After the estimation is completed using the joint PDF of eq. (2.4) we can generate samples of \(\mathbf{V}|\mathbf{y}\) post-hoc using:

\[\begin{equation} V_i|\mathbf{x},\tilde{\sigma},\eta,\zeta,h_i \sim GIG(-1,\eta^{-1} + \zeta^2,\eta^{-1}h_i^2 + ([\mathbf{D}\mathbf{x}]_i/\tilde{\sigma} + \zeta h_i)^2), \tag{2.5} \end{equation}\]

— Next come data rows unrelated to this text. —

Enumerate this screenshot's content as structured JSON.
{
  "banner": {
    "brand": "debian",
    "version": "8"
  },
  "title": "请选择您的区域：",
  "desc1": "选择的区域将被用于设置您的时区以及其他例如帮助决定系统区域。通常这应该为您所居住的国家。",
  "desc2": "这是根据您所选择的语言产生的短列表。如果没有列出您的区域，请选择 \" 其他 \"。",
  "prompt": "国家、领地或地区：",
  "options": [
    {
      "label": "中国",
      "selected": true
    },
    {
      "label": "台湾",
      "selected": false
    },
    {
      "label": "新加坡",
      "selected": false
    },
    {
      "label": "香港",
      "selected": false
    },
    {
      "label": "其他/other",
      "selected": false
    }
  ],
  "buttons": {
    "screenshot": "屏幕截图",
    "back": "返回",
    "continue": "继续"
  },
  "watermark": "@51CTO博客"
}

where \(GIG(p, a,b)\) stands for the generalized inverse Gaussian distribution with pdf:

\[ \pi(x | p, a, b)=\frac{(a / b)^{p / 2}}{2 K_{p}(\sqrt{a b})} x^{p-1} \exp \left(-\frac{a}{2} x-\frac{b}{2} x^{-1}\right),\ \ x>0. \]

References

Asar, Özgür, David Bolin, Peter J. Diggle, and Jonas Wallin. 2020. “Linear Mixed Effects Models for Non-Gaussian Continuous Repeated Measurement Data.” Journal of the Royal Statistical Society: Series C (Applied Statistics) 69 (5): 1015–65. https://doi.org/doi.org/10.1111/rssc.12405.
Barndorff-Nielsen, Ole E, Thomas Mikosch, and Sidney I Resnick. 2012. Lévy Processes: Theory and Applications. Springer Science & Business Media.
Bolin, David. 2014. “Spatial Matérn Fields Driven by Non-Gaussian Noise.” Scandinavian Journal of Statistics 41 (3): 557–79.
Cabral, Rafael, David Bolin, and Håvard Rue. 2022. “Controlling the Flexibility of Non-Gaussian Processes Through Shrinkage Priors.” arXiv Preprint arXiv:2203.05510.
Ken-Iti, Sato. 1999. Lévy Processes and Infinitely Divisible Distributions. Cambridge university press.
Simpson, Daniel, Håvard Rue, Andrea Riebler, Thiago G Martins, and Sigrunn H Sørbye. 2017. “Penalising Model Component Complexity: A Principled, Practical Approach to Constructing Priors.” Statistical Science, 1–28.
Walder, Adam, and Ephraim M Hanks. 2020. “Bayesian Analysis of Spatial Generalized Linear Mixed Models with Laplace Moving Average Random Fields.” Computational Statistics & Data Analysis 144: 106861.